Imperialni strażnicy jednak niespecjalnie mieli czas na przyglądanie się temu szaleńczemu pędowi, gdyż w tym samym momencie również się w taki rzucili. Oni jednak próbowali znaleźć sobie jak najlepsze miejsce do walki, a następnie wychylić się zza najbliższej osłony na tyle, by nie rzucać się w oczy a mimo to móc popatrzeć na nadchodzących gości. Wróg był jeszcze daleko, było kilka chwil na przemyślenie całej tej sytuacji... to znaczy, byłoby, gdyby nie zastanawiający cień, który przemknął po wieży strażniczej. Był to cień o tyle intrygujący, że należał do istoty, która właśnie w tej chwili szybowała nad murami miejskimi i wyglądała na zaciekawioną pobliskimi budynkami. Zaciekawienie to znalazło swoje ujście w ogromnej chmurze ognia, która już wkrótce gnała w stronę zabudowań. Jedyne, co zdołali jednak zarejestrować żołnierze, to potężny huk i falę uderzeniową, która kilkoma z nich porządnie grzmotnęła o blanki.
Bestia zniżyła lot, po czym przefrunęła tuż nad dachami okolicznych domów je również częstując kilkoma ciepłymi słowami.
- Zestrzelcie go, na diabły i demony! - ryknął któryś z rycerzy, na co kilku jego ludzi zareagowało wyjątkowo żałosną salwą z łuków.

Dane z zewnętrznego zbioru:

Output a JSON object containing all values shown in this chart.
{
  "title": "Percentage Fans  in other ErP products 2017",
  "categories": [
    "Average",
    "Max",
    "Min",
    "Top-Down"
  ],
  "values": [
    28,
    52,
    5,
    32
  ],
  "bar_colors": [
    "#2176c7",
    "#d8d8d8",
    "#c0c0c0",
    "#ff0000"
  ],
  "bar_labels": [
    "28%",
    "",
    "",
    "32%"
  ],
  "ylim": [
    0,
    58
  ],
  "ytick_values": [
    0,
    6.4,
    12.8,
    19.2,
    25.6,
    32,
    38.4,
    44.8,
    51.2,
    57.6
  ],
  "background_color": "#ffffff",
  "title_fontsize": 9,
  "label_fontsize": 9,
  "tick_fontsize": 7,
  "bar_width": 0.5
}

Ich strzały minęły nieumarłego smoka o dobre kilka kroków, więc niespecjalnie tym atakiem przejęty potwór ruszył w kierunku wieży miejskiego maga. Zapewne wyczuł dochodzącą stamtąd energię. Albo po prostu miał ochotę rozwalić coś dużego, cholera wie te smoki. W tej chwili jednak pojawiła się kolejna dobra wieść - do murów niebezpiecznie zbliżyli się już nieumarli wojownicy niosący drabiny oblężnicze. Niemal nieopancerzone szkielety gnały przodem, a za nimi nieśpiesznie posuwał się dość nieskładny szereg okutych w stal zombie. Pierwsze z drabin stuknęły o mur już chwilę później, a kilka z nich przytknęło się też do wieży strażniczej. Wrogowie z nadzwyczajną zwinnością poczęli wspinać się ku górze, i tylko co jakiś czas któryś wydawał z siebie głośne chrupnięcie po bliskim spotkaniu z lecącym z góry kamieniem, po czym spadał w gromadę swoich nacierających kamratów.